The similar results for both studies indicate that a site's design really matters! You certainly don't want your visitors to think "The design is sloppy and looks like some adolescent boys in a garage threw this together."
So take a close look at some of the particular design aspects that study participants noted:

  • Good colour choices. Coordinate your colours to draw attention to important elements. Wild, pulsating colours may attract youngsters but they annoy many older users. Choose a colour scheme that reflects your audience's preferences - not your own.
  • Typography. Use fonts that are easy to read and common enough that visitors will have them installed. Save the wild and crazy fonts for your personal correspondence.
  • Layout. Create a clear navigation structure and place page elements so they are easy to read. Use colour, bullet lists and section headers to highlight important points.

Remember that browser support for some HTML code and CSS design and layout techniques is inconsistent. Test your pages with different browsers (not only Internet Explorer) and different versions to make sure that your layout displays consistently!

Images and Multimedia. Images and multimedia files can contribute significantly to a page's download time. Optimize image files with your favourite graphics tool. Be careful with multimedia, if the animation does not add to the information why is it there?

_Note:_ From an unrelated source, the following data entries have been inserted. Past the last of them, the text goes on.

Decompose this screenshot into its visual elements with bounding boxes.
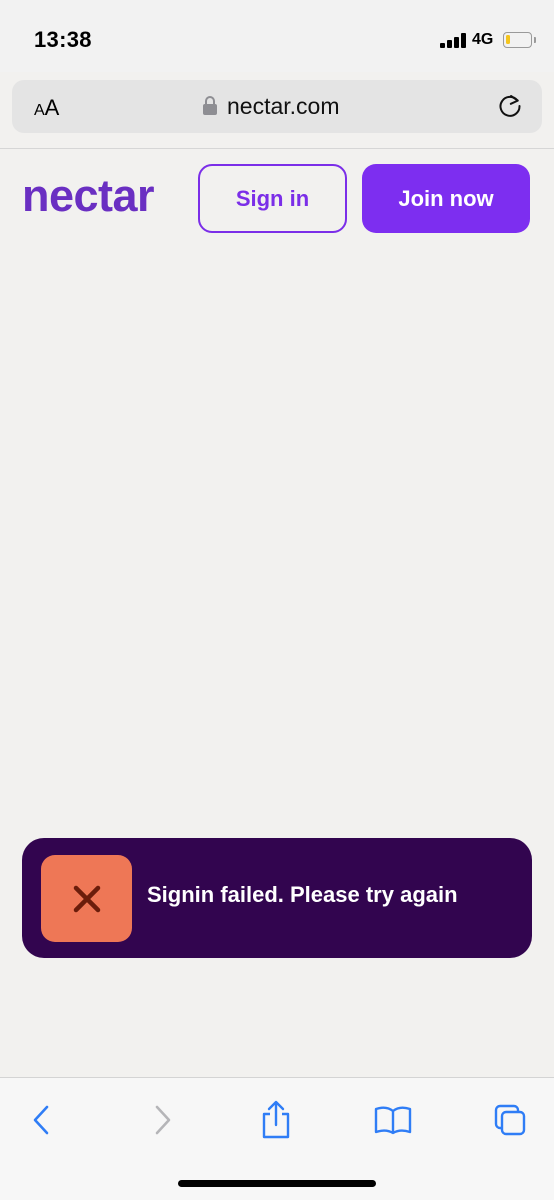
toast-message: Signin failed. Please try again: [147, 882, 458, 907]
error-toast: Signin failed. Please try again: [22, 838, 532, 958]
text-size-button[interactable]: AA: [34, 95, 59, 121]
share-button[interactable]: [256, 1100, 296, 1140]
status-bar: 13:38 4G: [0, 0, 554, 72]
url-text[interactable]: nectar.com: [227, 93, 340, 120]
reload-icon[interactable]: [496, 92, 524, 120]
bookmarks-button[interactable]: [373, 1100, 413, 1140]
status-time: 13:38: [34, 27, 92, 52]
tabs-button[interactable]: [490, 1100, 530, 1140]
battery-cap: [534, 37, 536, 43]
nectar-logo[interactable]: nectar: [22, 170, 155, 222]
back-icon: [33, 1105, 49, 1135]
bookmarks-icon: [374, 1106, 412, 1135]
battery-icon: [503, 32, 532, 48]
error-icon-box: [41, 855, 132, 942]
sign-in-button[interactable]: Sign in: [198, 164, 347, 233]
forward-button[interactable]: [142, 1100, 182, 1140]
home-indicator: [178, 1180, 376, 1187]
forward-icon: [155, 1105, 171, 1135]
close-icon: [73, 885, 100, 912]
page: 13:38 4G AA nectar.com nectar Sign in Jo…: [0, 0, 554, 1200]
network-type: 4G: [472, 31, 494, 48]
signal-icon: [440, 33, 466, 48]
join-now-button[interactable]: Join now: [362, 164, 530, 233]
browser-divider: [0, 148, 554, 149]
tabs-icon: [494, 1104, 526, 1136]
share-icon: [262, 1100, 290, 1139]
lock-icon: [203, 96, 217, 115]
back-button[interactable]: [22, 1100, 62, 1140]
battery-level: [506, 35, 510, 44]
address-bar[interactable]: AA nectar.com: [12, 80, 542, 133]
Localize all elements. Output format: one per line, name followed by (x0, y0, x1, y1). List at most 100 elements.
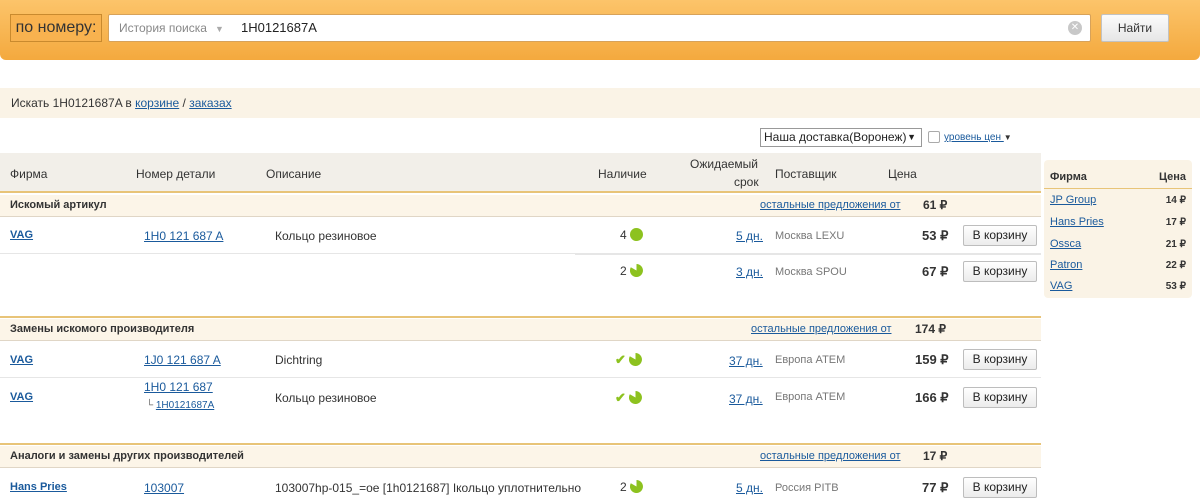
search-info-text: Искать 1H0121687A в (11, 96, 132, 110)
section-divider (0, 443, 1041, 445)
add-to-cart-button[interactable]: В корзину (963, 225, 1037, 246)
other-offers-link[interactable]: остальные предложения от (760, 450, 900, 462)
other-offers-price: 174 ₽ (915, 322, 946, 336)
other-offers-link[interactable]: остальные предложения от (760, 199, 900, 211)
sidebar-firm-link[interactable]: Patron (1050, 259, 1082, 271)
header-avail: Наличие (598, 167, 647, 181)
pie-icon (628, 391, 642, 404)
supplier: Европа ATEM (775, 354, 846, 366)
delivery-days-link[interactable]: 37 дн. (729, 392, 763, 406)
delivery-days-link[interactable]: 3 дн. (736, 265, 763, 279)
header-firm: Фирма (10, 167, 48, 181)
part-link[interactable]: 103007 (144, 481, 184, 495)
part-link[interactable]: 1H0 121 687 (144, 380, 213, 394)
table-row: VAG 1J0 121 687 A Dichtring ✔ 37 дн. Евр… (0, 342, 1041, 378)
search-query[interactable]: 1H0121687A (241, 15, 317, 41)
quantity: 4 (620, 228, 627, 242)
section-title: Аналоги и замены других производителей (10, 450, 244, 462)
sidebar-firm-link[interactable]: JP Group (1050, 194, 1096, 206)
other-offers-link[interactable]: остальные предложения от (751, 323, 891, 335)
header-eta-line1: Ожидаемый (690, 157, 758, 171)
supplier: Россия PITB (775, 482, 839, 494)
section-header: Искомый артикул остальные предложения от… (0, 195, 1041, 217)
pie-icon (629, 264, 643, 277)
add-to-cart-button[interactable]: В корзину (963, 387, 1037, 408)
sidebar-price: 21 ₽ (1165, 239, 1186, 250)
delivery-days-link[interactable]: 5 дн. (736, 229, 763, 243)
table-row: Hans Pries 103007 103007hp-015_=oe [1h01… (0, 469, 1041, 499)
find-button[interactable]: Найти (1101, 14, 1169, 42)
part-description: 103007hp-015_=oe [1h0121687] Ікольцо упл… (275, 481, 582, 495)
chevron-down-icon: ▼ (907, 132, 916, 142)
sidebar-price: 22 ₽ (1165, 260, 1186, 271)
sidebar-firm-link[interactable]: Ossca (1050, 238, 1081, 250)
price-level-checkbox[interactable] (928, 131, 940, 143)
clear-icon[interactable]: ✕ (1068, 21, 1082, 35)
table-row: 2 3 дн. Москва SPOU 67 ₽ В корзину (0, 254, 1041, 288)
availability: 2 (620, 480, 643, 494)
availability: ✔ (615, 390, 642, 406)
add-to-cart-button[interactable]: В корзину (963, 261, 1037, 282)
price-sidebar: Фирма Цена JP Group 14 ₽ Hans Pries 17 ₽… (1044, 160, 1192, 298)
part-description: Кольцо резиновое (275, 229, 377, 243)
sidebar-firm-link[interactable]: VAG (1050, 280, 1072, 292)
availability: 4 (620, 228, 643, 242)
firm-link[interactable]: VAG (10, 229, 33, 241)
header-desc: Описание (266, 167, 322, 181)
sidebar-header-price: Цена (1158, 171, 1186, 183)
firm-link[interactable]: VAG (10, 391, 33, 403)
sub-part-link[interactable]: 1H0121687A (156, 400, 214, 411)
search-history-label: История поиска (119, 21, 207, 35)
delivery-days-link[interactable]: 37 дн. (729, 354, 763, 368)
sidebar-price: 53 ₽ (1165, 281, 1186, 292)
chevron-down-icon: ▼ (214, 24, 224, 34)
table-row: VAG 1H0 121 687 └ 1H0121687A Кольцо рези… (0, 378, 1041, 418)
firm-link[interactable]: Hans Pries (10, 481, 67, 493)
part-link[interactable]: 1H0 121 687 A (144, 229, 223, 243)
quantity: 2 (620, 264, 627, 278)
table-row: VAG 1H0 121 687 A Кольцо резиновое 4 5 д… (0, 218, 1041, 254)
delivery-select-value: Наша доставка(Воронеж) (764, 130, 907, 144)
part-link[interactable]: 1J0 121 687 A (144, 353, 221, 367)
availability: ✔ (615, 352, 642, 368)
sidebar-price: 17 ₽ (1165, 217, 1186, 228)
sidebar-price: 14 ₽ (1165, 195, 1186, 206)
part-description: Dichtring (275, 353, 323, 367)
sidebar-header-firm: Фирма (1050, 171, 1087, 183)
availability: 2 (620, 264, 643, 278)
pie-icon (628, 353, 642, 366)
header-part: Номер детали (136, 167, 216, 181)
header-price: Цена (888, 167, 917, 181)
search-bar: по номеру: История поиска ▼ 1H0121687A ✕ … (0, 0, 1200, 60)
pie-icon (629, 480, 643, 493)
firm-link[interactable]: VAG (10, 354, 33, 366)
info-separator: / (182, 96, 186, 110)
full-circle-icon (629, 228, 643, 241)
cart-link[interactable]: корзине (135, 96, 179, 110)
quantity: 2 (620, 480, 627, 494)
caret-down-icon: ▼ (1003, 133, 1012, 142)
check-icon: ✔ (615, 352, 626, 367)
other-offers-price: 17 ₽ (923, 449, 948, 463)
delivery-days-link[interactable]: 5 дн. (736, 481, 763, 495)
sub-arrow-icon: └ (146, 400, 154, 411)
part-description: Кольцо резиновое (275, 391, 377, 405)
row-divider (575, 254, 1041, 255)
search-input[interactable]: История поиска ▼ 1H0121687A ✕ (108, 14, 1091, 42)
sub-part: └ 1H0121687A (146, 400, 214, 411)
supplier: Европа ATEM (775, 391, 846, 403)
orders-link[interactable]: заказах (189, 96, 231, 110)
section-title: Искомый артикул (10, 199, 107, 211)
header-supplier: Поставщик (775, 167, 837, 181)
sidebar-divider (1044, 188, 1192, 189)
delivery-select[interactable]: Наша доставка(Воронеж) ▼ (760, 128, 922, 147)
price-level-toggle[interactable]: уровень цен ▼ (944, 132, 1012, 143)
supplier: Москва LEXU (775, 230, 845, 242)
other-offers-price: 61 ₽ (923, 198, 948, 212)
search-history-dropdown[interactable]: История поиска ▼ (119, 15, 224, 42)
price: 166 ₽ (915, 390, 949, 405)
add-to-cart-button[interactable]: В корзину (963, 349, 1037, 370)
sidebar-firm-link[interactable]: Hans Pries (1050, 216, 1104, 228)
price-level-label: уровень цен (944, 132, 1001, 143)
add-to-cart-button[interactable]: В корзину (963, 477, 1037, 498)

Information Is Important Too!

However, even visitors who looked at the design first also had negative comments about sites that seemed to be "over designed" and geared towards sales. And this is the main point: a Web site should be designed to deliver information to visitors. The method used should include a pleasing, easy to use layout with colour and font choices geared towards online reading. Having a good design may convince visitors to take a closer look, but they won't look twice if the content isn't useful and well-organised.

Design is very, very important, but don't get so carried away that you forget that information is what visitors are really after!